Die Sizilianer hatten genug von den Franzosen. Am Ostermontag 1282traf man sich zum Abendgebet, der Vesper, in Palermo auf dem Platz vor der Kirche. Französische Soldaten mischten sich unter die Menge, ein Sergeant belästigte eine Frau so lange, bis deren Ehemann ihn wütend erdolchte. Es kam zum Tumult, zur »Sizilianischen Vesper«, die viele Franzosen das Leben kostete und als Revolte die Machtverhältnisse zwischen dem Haus Anjou und den Staufern in Süditalien neu ordnete.
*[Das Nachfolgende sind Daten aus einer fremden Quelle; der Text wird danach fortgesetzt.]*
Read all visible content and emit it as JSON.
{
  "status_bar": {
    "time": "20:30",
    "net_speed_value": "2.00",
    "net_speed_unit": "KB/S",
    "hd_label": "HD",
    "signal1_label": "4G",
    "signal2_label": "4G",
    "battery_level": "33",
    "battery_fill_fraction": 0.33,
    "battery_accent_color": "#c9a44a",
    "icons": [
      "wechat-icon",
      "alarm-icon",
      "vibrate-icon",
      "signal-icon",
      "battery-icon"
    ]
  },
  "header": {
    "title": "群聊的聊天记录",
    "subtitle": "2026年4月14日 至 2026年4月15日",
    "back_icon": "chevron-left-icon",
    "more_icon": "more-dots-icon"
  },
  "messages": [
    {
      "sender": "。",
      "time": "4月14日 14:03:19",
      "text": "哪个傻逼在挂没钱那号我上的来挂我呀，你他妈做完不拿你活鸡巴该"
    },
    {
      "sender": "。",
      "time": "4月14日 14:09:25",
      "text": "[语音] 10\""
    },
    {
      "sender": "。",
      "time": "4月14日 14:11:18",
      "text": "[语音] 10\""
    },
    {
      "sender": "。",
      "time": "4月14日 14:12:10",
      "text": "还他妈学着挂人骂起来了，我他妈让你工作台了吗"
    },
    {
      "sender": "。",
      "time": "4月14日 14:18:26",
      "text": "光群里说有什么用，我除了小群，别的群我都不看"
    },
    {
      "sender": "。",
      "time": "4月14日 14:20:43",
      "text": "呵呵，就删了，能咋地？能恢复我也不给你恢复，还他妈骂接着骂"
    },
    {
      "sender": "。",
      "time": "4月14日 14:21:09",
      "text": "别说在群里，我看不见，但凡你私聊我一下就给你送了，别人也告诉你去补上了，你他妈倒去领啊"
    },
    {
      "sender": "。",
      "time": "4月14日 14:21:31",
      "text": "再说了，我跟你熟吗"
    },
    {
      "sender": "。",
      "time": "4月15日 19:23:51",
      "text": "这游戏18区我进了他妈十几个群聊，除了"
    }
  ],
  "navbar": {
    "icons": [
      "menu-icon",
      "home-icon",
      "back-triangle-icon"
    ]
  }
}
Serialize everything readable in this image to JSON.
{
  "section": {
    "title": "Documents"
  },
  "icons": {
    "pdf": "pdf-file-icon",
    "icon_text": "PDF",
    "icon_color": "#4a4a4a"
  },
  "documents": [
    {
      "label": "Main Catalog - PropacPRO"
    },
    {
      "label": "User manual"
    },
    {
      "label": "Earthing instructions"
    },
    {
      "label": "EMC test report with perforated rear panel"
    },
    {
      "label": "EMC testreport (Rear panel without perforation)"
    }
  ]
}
Giuseppe Verdi sah in diesem historischen Aufstand die Möglichkeit, ein wenig Politik in Zeiten der Selbstfindung des italienischen Nationalstaates in die Grand Opéra »Les vêpres siciliennes« (1855) zu packen. In fünf Akten setzt der Komponist das hoffnungslose Spiel der Liebe in einer Welt sozialer und nationaler Grenzkämpfe in romantische Töne und dramatische Szene: Herzogin Hélène (Rachel Willis-Sørensen) und der Freiheitskämpfer Henri (Bryan Hymel) scheinen in ihrem gemeinsamen Kampf gegen die französischen Besatzer die Standesgrenzen durch Liebe zu überwinden, selbst als sich Henri als Spross des französischen Gouverneurs Montford (George Petean) herausstellt. Doch ihre Liebe hat keine Chance. Noch während des Läutens der Hochzeitsglocken werden sie Opfer eines Massakers, das der Spiritus Rector des sizilianischen Aufstandes Procida (Erwin Schrott)verantwortet. Politische Leidenschaft gefährdet friedvolle Liebe – hierin besitzt »Les vêpres siciliennes« Aktualität bis in die Gegenwart.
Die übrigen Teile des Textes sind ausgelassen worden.